Über die Stiftung

Die Arno Buchegger Stiftung wurde 1983 als privatrechtliche, gemeinnützige Stiftung bürgerlichen Rechts mit Sitz in Augsburg von Arno Buchegger (1907 – 1992) errichtet. Nach der Satzung und dem Stifterwillen ist Zweck der Stiftung die Förderung von Kunst und Kultur, des Umwelt-, Landschafts- und Denkmalschutzes, sowie die Erhaltung Alt-Augsburger Kulturdenkmale. Die Arno Buchegger Stiftung finanziert insbesondere den Museumsbetrieb des Architekturmuseum Schwaben in Augsburg im Thelottviertel.

Grundstock des Stiftungsvermögens bilden Häuser im Thelottviertel, einer gartenstadtähnlichen, zentralen Siedlung in Augsburg, die der Architekt und Bauunternehmer Sebastian Buchegger (1870 – 1929), der Vater des Stifters, gemeinsam mit Architekt Heinrich Sturzenegger ab 1905 geplant und verwirklicht hat.

Das Architekturmuseum Schwaben ist in dem ehemaligen Wohnhaus des Architekten Sebastian Buchegger beheimatet. Das Haus wurde 1993 – 1995 für eine museale Nutzung umfangreich und vorbildlich unter Leitung des Architekten Robert Gerum in enger Abstimmung mit der Denkmalpflege saniert und es wurden Ausstellungs-, Bibliotheks- und Arbeitsräume sowie ein Archiv eingerichtet.

Aufgabe des Museums ist die Erforschung und Dokumentation der Architekturgeschichte Schwabens sowie die Vermittlung von Architektur an eine breite Öffentlichkeit.

Die Einrichtung eines Architekturmuseums im Haus Buchegger geht auf eine Idee des Stiftungsbeirats und Architekten Edi Heilmeier zurück, die von dem Stiftungsvorsitzenden Ernst Berschet aufgegriffen und umgesetzt wurde.

Träger des Museums ist die Technische Universität München. Durch das Engagement des Gründungsdirektors Prof. Dr. Winfried Nerdinger (Leiter des Museums von 1995 - 2012) wurde das Museum bereits 1995 in der Buchegger Villa eröffnet und hat sich zu einem wichtigen Architekturzentrum für Augsburg und das Bayerische Schwaben entwickelt und hat unter der Leitung von Prof. Nerdinger nationale und internationale Anerkennung gefunden.
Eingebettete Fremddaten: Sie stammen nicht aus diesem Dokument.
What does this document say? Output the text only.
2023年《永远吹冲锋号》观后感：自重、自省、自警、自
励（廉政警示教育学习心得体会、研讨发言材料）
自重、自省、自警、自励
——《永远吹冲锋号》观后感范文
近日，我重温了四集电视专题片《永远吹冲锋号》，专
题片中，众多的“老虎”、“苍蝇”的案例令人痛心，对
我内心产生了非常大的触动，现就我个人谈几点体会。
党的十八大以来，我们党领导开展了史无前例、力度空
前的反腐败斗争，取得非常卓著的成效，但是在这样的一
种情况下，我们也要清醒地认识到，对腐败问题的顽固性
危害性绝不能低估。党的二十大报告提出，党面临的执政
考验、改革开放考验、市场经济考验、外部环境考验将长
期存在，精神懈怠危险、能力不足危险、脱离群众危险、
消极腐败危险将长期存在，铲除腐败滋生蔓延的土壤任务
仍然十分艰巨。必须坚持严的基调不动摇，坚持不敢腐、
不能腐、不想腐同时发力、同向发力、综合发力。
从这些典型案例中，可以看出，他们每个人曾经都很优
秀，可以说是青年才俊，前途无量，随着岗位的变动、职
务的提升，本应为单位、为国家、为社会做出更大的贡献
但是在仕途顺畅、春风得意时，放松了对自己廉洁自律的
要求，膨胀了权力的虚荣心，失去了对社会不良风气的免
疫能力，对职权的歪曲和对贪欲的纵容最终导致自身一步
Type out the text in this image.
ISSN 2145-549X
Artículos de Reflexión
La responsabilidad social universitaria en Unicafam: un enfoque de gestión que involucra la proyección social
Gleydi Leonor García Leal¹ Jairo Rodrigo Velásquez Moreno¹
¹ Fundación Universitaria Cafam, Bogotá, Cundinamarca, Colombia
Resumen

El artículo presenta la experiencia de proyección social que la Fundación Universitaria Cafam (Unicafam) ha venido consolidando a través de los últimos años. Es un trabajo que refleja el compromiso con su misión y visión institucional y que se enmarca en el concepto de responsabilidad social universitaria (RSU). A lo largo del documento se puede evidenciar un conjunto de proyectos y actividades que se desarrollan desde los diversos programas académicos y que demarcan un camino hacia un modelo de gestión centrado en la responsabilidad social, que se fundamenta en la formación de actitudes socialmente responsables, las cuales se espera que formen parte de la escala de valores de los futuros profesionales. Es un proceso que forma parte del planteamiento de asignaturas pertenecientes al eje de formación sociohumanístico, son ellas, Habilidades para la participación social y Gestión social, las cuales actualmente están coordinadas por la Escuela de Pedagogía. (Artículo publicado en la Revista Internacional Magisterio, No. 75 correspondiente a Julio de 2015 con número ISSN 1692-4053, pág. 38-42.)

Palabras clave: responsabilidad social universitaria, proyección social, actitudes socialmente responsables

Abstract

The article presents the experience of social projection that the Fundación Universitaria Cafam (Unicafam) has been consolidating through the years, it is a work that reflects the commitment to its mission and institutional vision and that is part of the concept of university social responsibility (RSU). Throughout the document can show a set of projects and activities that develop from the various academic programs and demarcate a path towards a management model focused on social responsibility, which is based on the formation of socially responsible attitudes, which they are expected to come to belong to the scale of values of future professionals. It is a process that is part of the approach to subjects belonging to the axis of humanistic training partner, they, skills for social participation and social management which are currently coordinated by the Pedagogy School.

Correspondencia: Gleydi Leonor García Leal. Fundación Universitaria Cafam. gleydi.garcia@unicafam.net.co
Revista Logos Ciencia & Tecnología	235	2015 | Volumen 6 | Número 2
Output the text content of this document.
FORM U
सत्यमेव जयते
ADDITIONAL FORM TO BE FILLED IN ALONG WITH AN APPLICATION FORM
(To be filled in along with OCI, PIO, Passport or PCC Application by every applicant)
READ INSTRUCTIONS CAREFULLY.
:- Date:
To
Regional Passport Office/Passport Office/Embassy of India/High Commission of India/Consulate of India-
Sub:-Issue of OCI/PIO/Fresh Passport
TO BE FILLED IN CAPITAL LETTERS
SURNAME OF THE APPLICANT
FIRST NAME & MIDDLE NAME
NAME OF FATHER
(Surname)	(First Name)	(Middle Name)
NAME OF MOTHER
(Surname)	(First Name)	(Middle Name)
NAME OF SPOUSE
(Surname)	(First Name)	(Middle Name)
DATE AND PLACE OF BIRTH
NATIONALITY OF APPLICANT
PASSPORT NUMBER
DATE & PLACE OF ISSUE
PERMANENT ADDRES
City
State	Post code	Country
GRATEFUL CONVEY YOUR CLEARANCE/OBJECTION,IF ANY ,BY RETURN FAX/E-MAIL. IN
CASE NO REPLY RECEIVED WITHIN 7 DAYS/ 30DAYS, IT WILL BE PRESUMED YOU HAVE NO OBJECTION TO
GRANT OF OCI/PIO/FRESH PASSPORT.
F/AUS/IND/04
Sein Nachfolger Prof. Lepik hat zum 31.12.2019 die Trägerschaft der TU München gekündigt, da die TU München „es nicht mehr für zielführend (hält) dort ein Museum zu führen“, es gebe „keine Parkplätze, man kommt nur mühsam zu Fuß hin“, und es würden sich „höchstens 1000 Besucher im Jahr dorthin verirren“ (Süddeutsche Zeitung, 03.09.2019).

Durch die Kündigung von Prof. Lepik (TU München) wird das Architekturmuseum zum Jahresende vorübergehend schließen.

Die Arno Buchegger Stiftung hat die durch die TU München geschaffenen Fakten als Chance, aber auch unabdingbare Notwendigkeit einer Erneuerung und Neuausrichtung erkannt.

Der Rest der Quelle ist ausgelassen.